A última aparição pública de Cazuza aconteceu em 2 de junho, aniversário de Flora Gil.Cazuza, Lucinha, João e Ana (a enfermeira) foram os primeiros a chegar. Ele quis ter uma conversa a sós com Gil e este depois relata o que Cazuza havia lhe confessado. Fazia pouco tempo que Gil perdera o seu filho Pedro, num acidente de carro: “Disse que havia tido um coma profundo, que ele descrevia como sendo o portal da morte. E me contou como tinha sido bom, da sensação agradável que sentiu, uma sensação diáfana, cheia de luzes. Ele ficou fascinado com a experiência e disse que, depois dela, havia pensado muito em mim e imaginou que eu teria interesse em saber.”
Três meses após a morte de Cazuza , Lucinha se envolveu num projeto social fundando a Sociedade Viva Cazuza em que ela relata ser o seu alimento.
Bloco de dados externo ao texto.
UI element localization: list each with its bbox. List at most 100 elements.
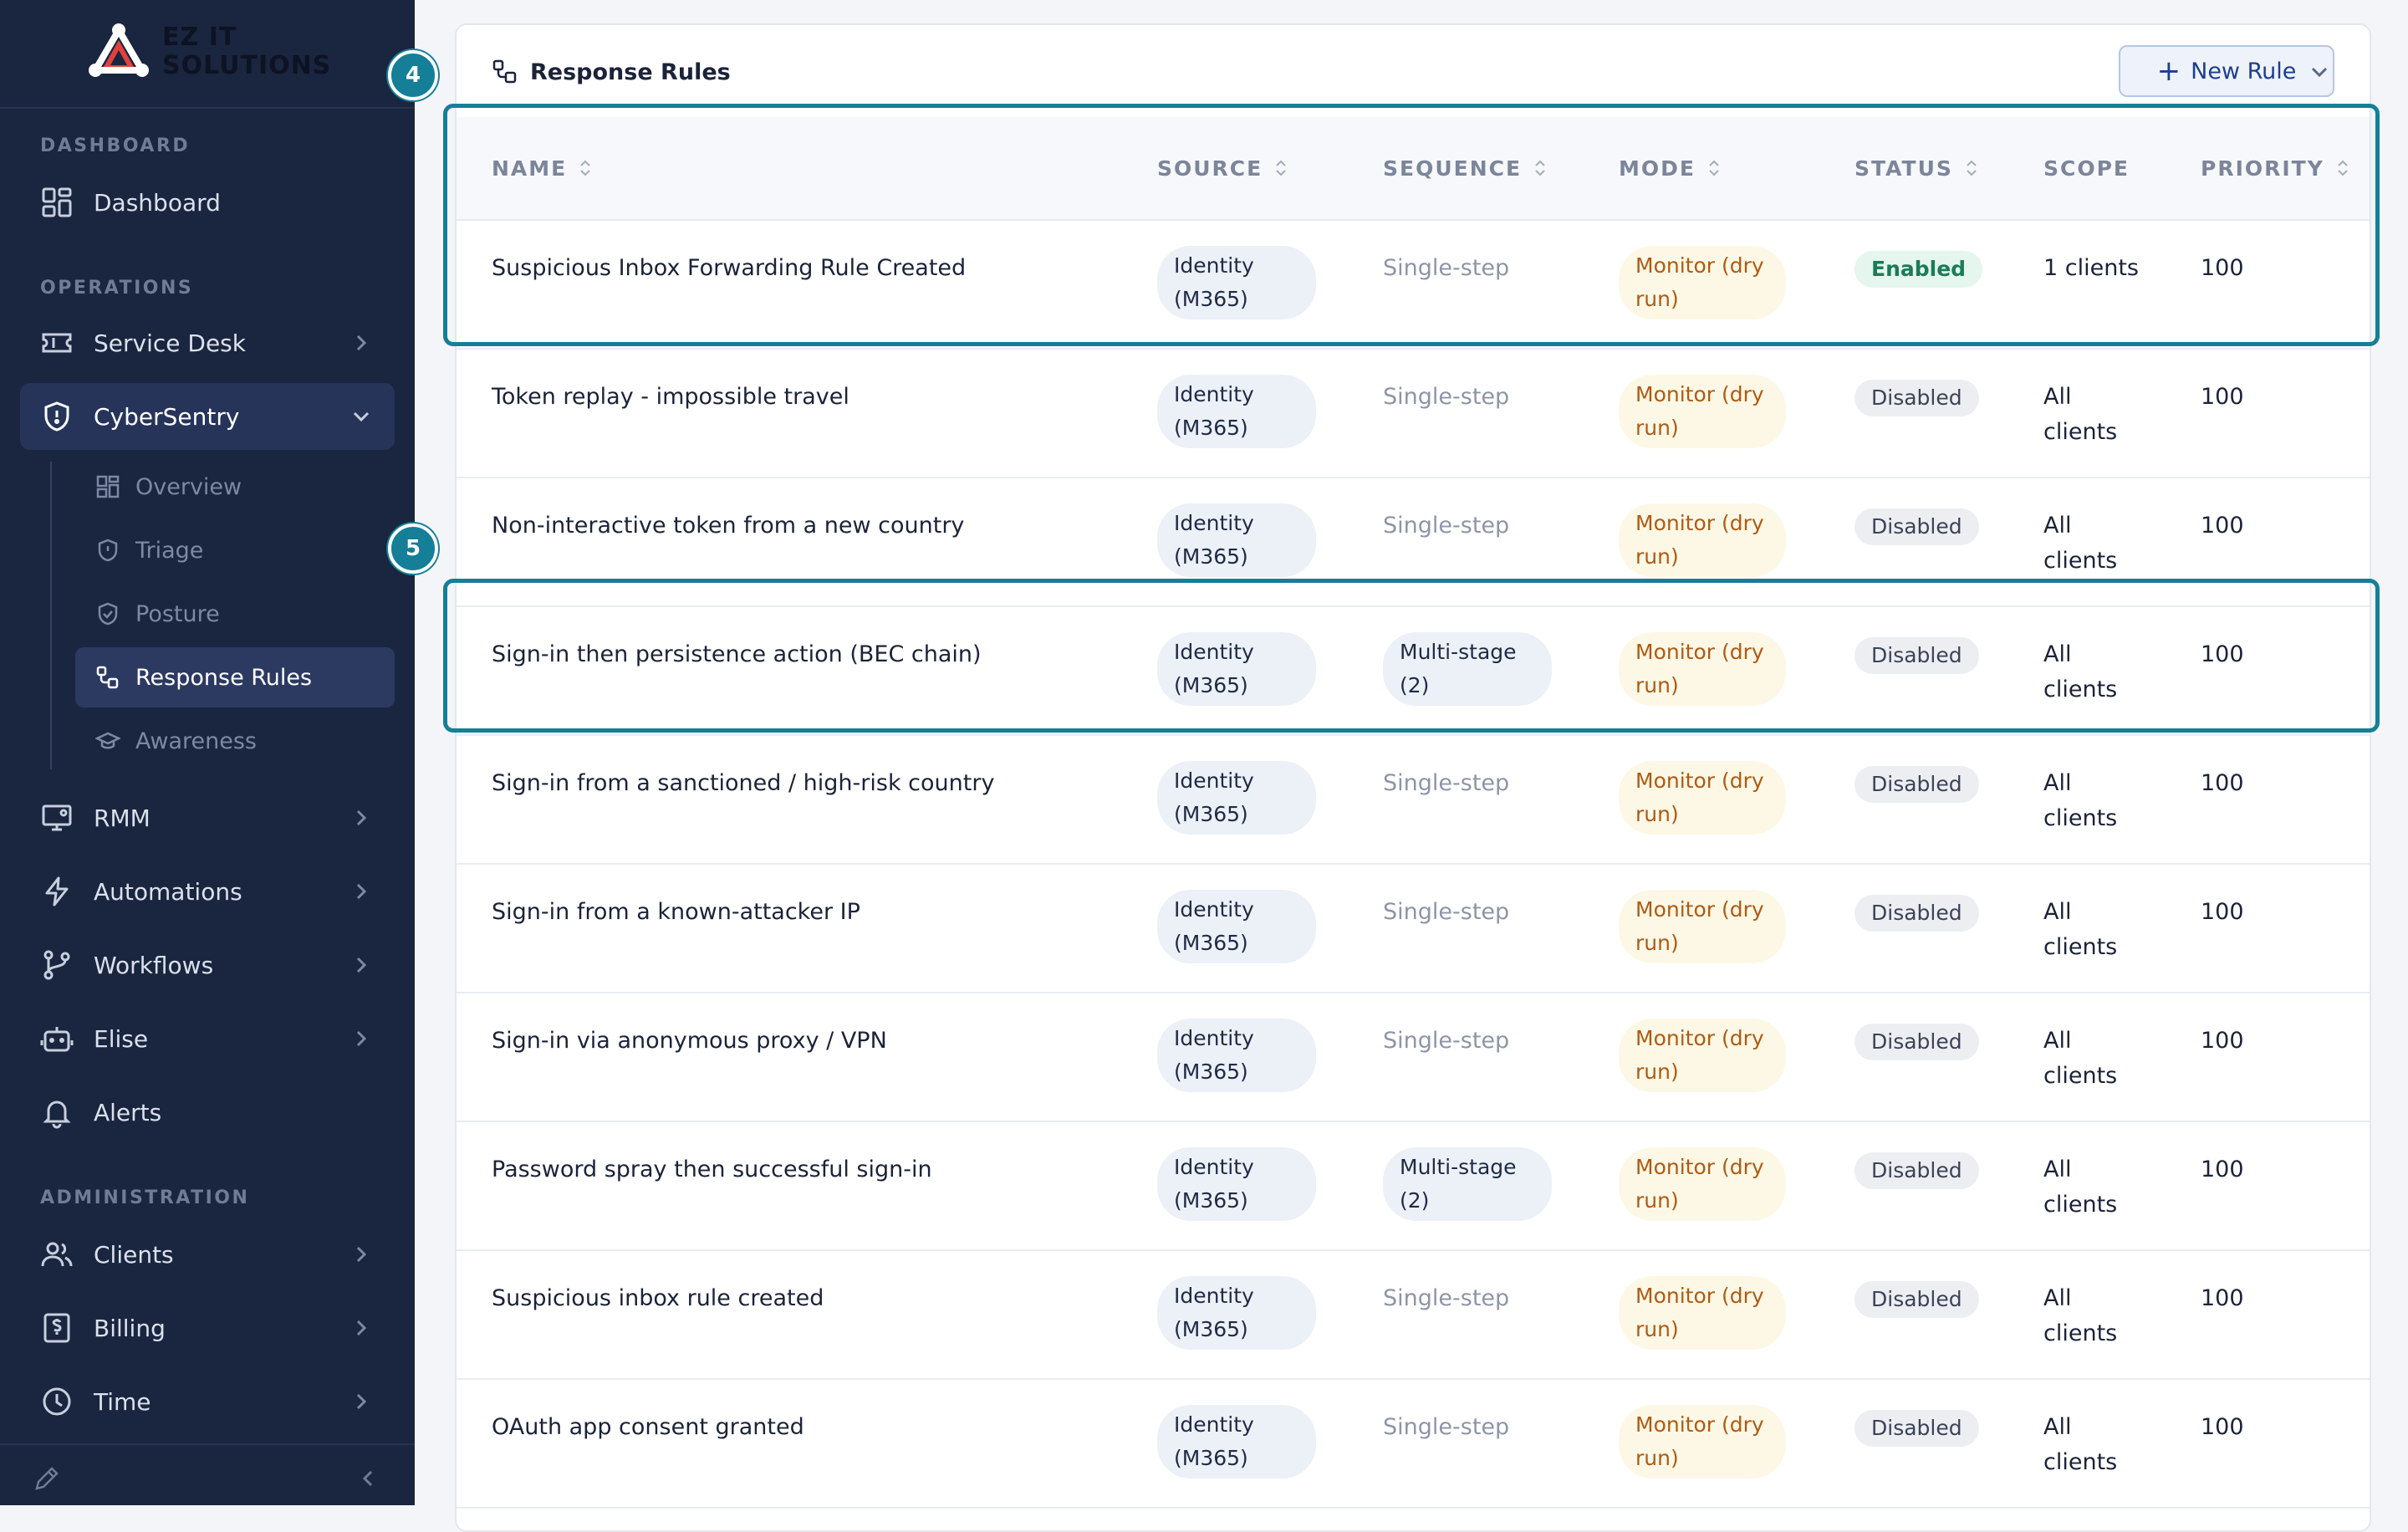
table-row[interactable]: OAuth app consent granted Identity (M365… [457, 1379, 2370, 1509]
ticket-icon [40, 326, 74, 360]
chevron-down-icon [353, 411, 370, 422]
column-header-status[interactable]: STATUS [1854, 117, 2043, 221]
source-badge: Identity (M365) [1157, 632, 1316, 706]
scope-text: All clients [2043, 384, 2118, 445]
sort-icon [1276, 160, 1286, 176]
graduation-cap-icon [95, 732, 120, 749]
status-badge: Disabled [1854, 895, 1979, 932]
sidebar-subitem-label: Triage [135, 537, 204, 564]
pencil-icon[interactable] [32, 1463, 62, 1494]
priority-text: 100 [2201, 255, 2244, 281]
table-row[interactable]: Password spray then successful sign-in I… [457, 1121, 2370, 1251]
sidebar-item-automations[interactable]: Automations [20, 858, 395, 925]
table-row[interactable]: Suspicious Inbox Forwarding Rule Created… [457, 220, 2370, 350]
sidebar-item-billing[interactable]: Billing [20, 1295, 395, 1361]
sidebar: EZ IT SOLUTIONS DASHBOARD Dashboard OPER… [0, 0, 415, 1505]
brand-logo-icon [89, 23, 149, 77]
git-branch-icon [40, 948, 74, 982]
rule-name: OAuth app consent granted [492, 1414, 804, 1440]
users-icon [40, 1238, 74, 1271]
sort-icon [580, 160, 590, 176]
chevron-right-icon [356, 809, 367, 826]
sidebar-item-time[interactable]: Time [20, 1368, 395, 1435]
sidebar-item-label: Time [94, 1387, 151, 1416]
table-row[interactable]: Sign-in via anonymous proxy / VPN Identi… [457, 993, 2370, 1122]
rule-name: Password spray then successful sign-in [492, 1157, 932, 1182]
sidebar-subitem-posture[interactable]: Posture [75, 584, 395, 644]
panel-header: Response Rules + New Rule [457, 25, 2370, 117]
column-header-label: NAME [492, 156, 568, 181]
column-header-name[interactable]: NAME [492, 117, 1157, 221]
column-header-sequence[interactable]: SEQUENCE [1383, 117, 1619, 221]
status-badge: Disabled [1854, 380, 1979, 416]
status-badge: Disabled [1854, 1410, 1979, 1447]
scope-text: All clients [2043, 641, 2118, 702]
annotation-marker-5: 5 [388, 523, 438, 574]
rule-name: Sign-in then persistence action (BEC cha… [492, 641, 982, 667]
sidebar-subitem-triage[interactable]: Triage [75, 520, 395, 580]
status-badge: Disabled [1854, 1152, 1979, 1189]
sort-icon [1709, 160, 1719, 176]
mode-badge: Monitor (dry run) [1619, 1147, 1786, 1221]
table-row[interactable]: Suspicious inbox rule created Identity (… [457, 1250, 2370, 1380]
sidebar-item-dashboard[interactable]: Dashboard [20, 169, 395, 236]
clock-icon [40, 1385, 74, 1418]
rule-name: Suspicious inbox rule created [492, 1285, 824, 1311]
chevron-right-icon [356, 1393, 367, 1410]
sidebar-item-workflows[interactable]: Workflows [20, 932, 395, 998]
sidebar-item-alerts[interactable]: Alerts [20, 1079, 395, 1146]
table-header-row: NAME SOURCE SEQUENCE MODE STATUS SCOPE P… [457, 117, 2370, 221]
sidebar-subitem-overview[interactable]: Overview [75, 457, 395, 517]
sidebar-item-label: CyberSentry [94, 402, 240, 431]
table-row[interactable]: Token replay - impossible travel Identit… [457, 349, 2370, 478]
sidebar-subitem-awareness[interactable]: Awareness [75, 711, 395, 771]
brand-header: EZ IT SOLUTIONS [0, 0, 415, 109]
sidebar-item-elise[interactable]: Elise [20, 1005, 395, 1072]
collapse-sidebar-icon[interactable] [355, 1465, 381, 1492]
sidebar-item-label: Workflows [94, 951, 214, 979]
scope-text: All clients [2043, 513, 2118, 574]
sidebar-item-rmm[interactable]: RMM [20, 784, 395, 851]
status-badge: Disabled [1854, 1024, 1979, 1060]
mode-badge: Monitor (dry run) [1619, 375, 1786, 448]
shield-check-icon [98, 602, 118, 626]
table-row[interactable]: Sign-in from a known-attacker IP Identit… [457, 864, 2370, 993]
column-header-scope: SCOPE [2043, 117, 2201, 221]
chevron-right-icon [356, 957, 367, 973]
sort-icon [2338, 160, 2348, 176]
new-rule-label: New Rule [2191, 58, 2297, 84]
priority-text: 100 [2201, 770, 2244, 796]
rule-name: Sign-in via anonymous proxy / VPN [492, 1028, 887, 1054]
table-row[interactable]: Sign-in then persistence action (BEC cha… [457, 606, 2370, 736]
column-header-priority[interactable]: PRIORITY [2201, 117, 2370, 221]
source-badge: Identity (M365) [1157, 1019, 1316, 1092]
sidebar-item-service-desk[interactable]: Service Desk [20, 309, 395, 376]
bell-icon [40, 1095, 74, 1129]
priority-text: 100 [2201, 1285, 2244, 1311]
column-header-source[interactable]: SOURCE [1157, 117, 1383, 221]
rule-name: Sign-in from a sanctioned / high-risk co… [492, 770, 995, 796]
mode-badge: Monitor (dry run) [1619, 1405, 1786, 1478]
priority-text: 100 [2201, 1157, 2244, 1182]
scope-text: 1 clients [2043, 255, 2139, 281]
column-header-mode[interactable]: MODE [1619, 117, 1854, 221]
source-badge: Identity (M365) [1157, 246, 1316, 319]
response-rules-panel: Response Rules + New Rule NAME SOURCE SE… [455, 23, 2371, 1532]
mode-badge: Monitor (dry run) [1619, 761, 1786, 835]
sidebar-item-cybersentry[interactable]: CyberSentry [20, 383, 395, 450]
table-row[interactable]: Non-interactive token from a new country… [457, 477, 2370, 607]
scope-text: All clients [2043, 899, 2118, 960]
column-header-label: STATUS [1854, 156, 1953, 181]
sequence-text: Single-step [1383, 770, 1510, 796]
table-row[interactable]: Sign-in from a sanctioned / high-risk co… [457, 735, 2370, 865]
sidebar-item-clients[interactable]: Clients [20, 1221, 395, 1288]
chevron-right-icon [356, 1320, 367, 1336]
sidebar-subitem-response-rules[interactable]: Response Rules [75, 647, 395, 707]
section-label-dashboard: DASHBOARD [40, 135, 191, 156]
brand-line-2: SOLUTIONS [162, 51, 332, 80]
chevron-down-icon[interactable] [2306, 59, 2333, 85]
sequence-text: Single-step [1383, 1414, 1510, 1440]
sort-icon [1535, 160, 1545, 176]
new-rule-button[interactable]: + New Rule [2119, 45, 2334, 97]
source-badge: Identity (M365) [1157, 375, 1316, 448]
Nesta obra temos vários dos pensamentos de Cazuza, dentre muitos cito dois que nos faz perceber um pouco da personalidade deste ser que viveu intensamente, sem medo e sem freios. Exibindo este lado marginal como decisão poética.
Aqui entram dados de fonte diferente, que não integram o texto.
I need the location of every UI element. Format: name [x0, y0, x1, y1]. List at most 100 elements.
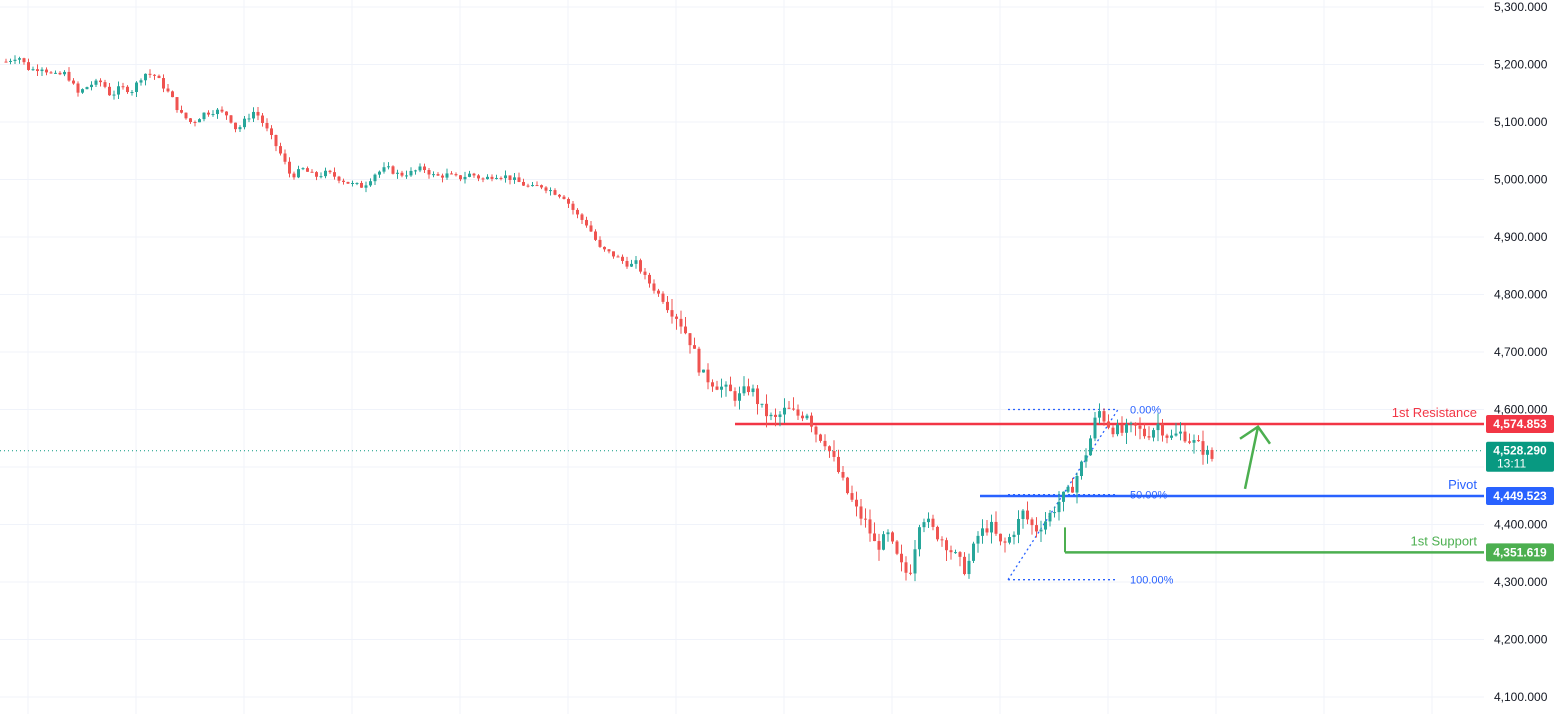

“ Fiquei mais místico, aprendi a aceitar o amor e o ódio. A vida é para ser aceita. Se você não aceita, você é infeliz.”
“ Fiquei mais místico, aprendi a aceitar o amor e o ódio. A vida é para ser aceita. Se você não aceita, você é infeliz.”
''Espero que, no futuro, não se esqueçam do poeta que sou. Que as pessoas não se esqueçam de que, mesmo num mundo eletrônico, o amor existe. Existem o romance e a poesia. Que mais crianças venham a nascer e é fundamental o amor aos pais''
Não fui mãe, mas tenho certeza de que, “só as mães são felizes”, pois o filho como diz Saramago : “Filho é um ser que nos foi emprestado para um curso intensivo de como amar alguém além de nós mesmos, de como mudar nossos piores defeitos para darmos os melhores exemplos e de aprendermos a ter coragem.”
É com este pensamento que parabenizo Lucinha Araújo pela sua coragem e depoimento.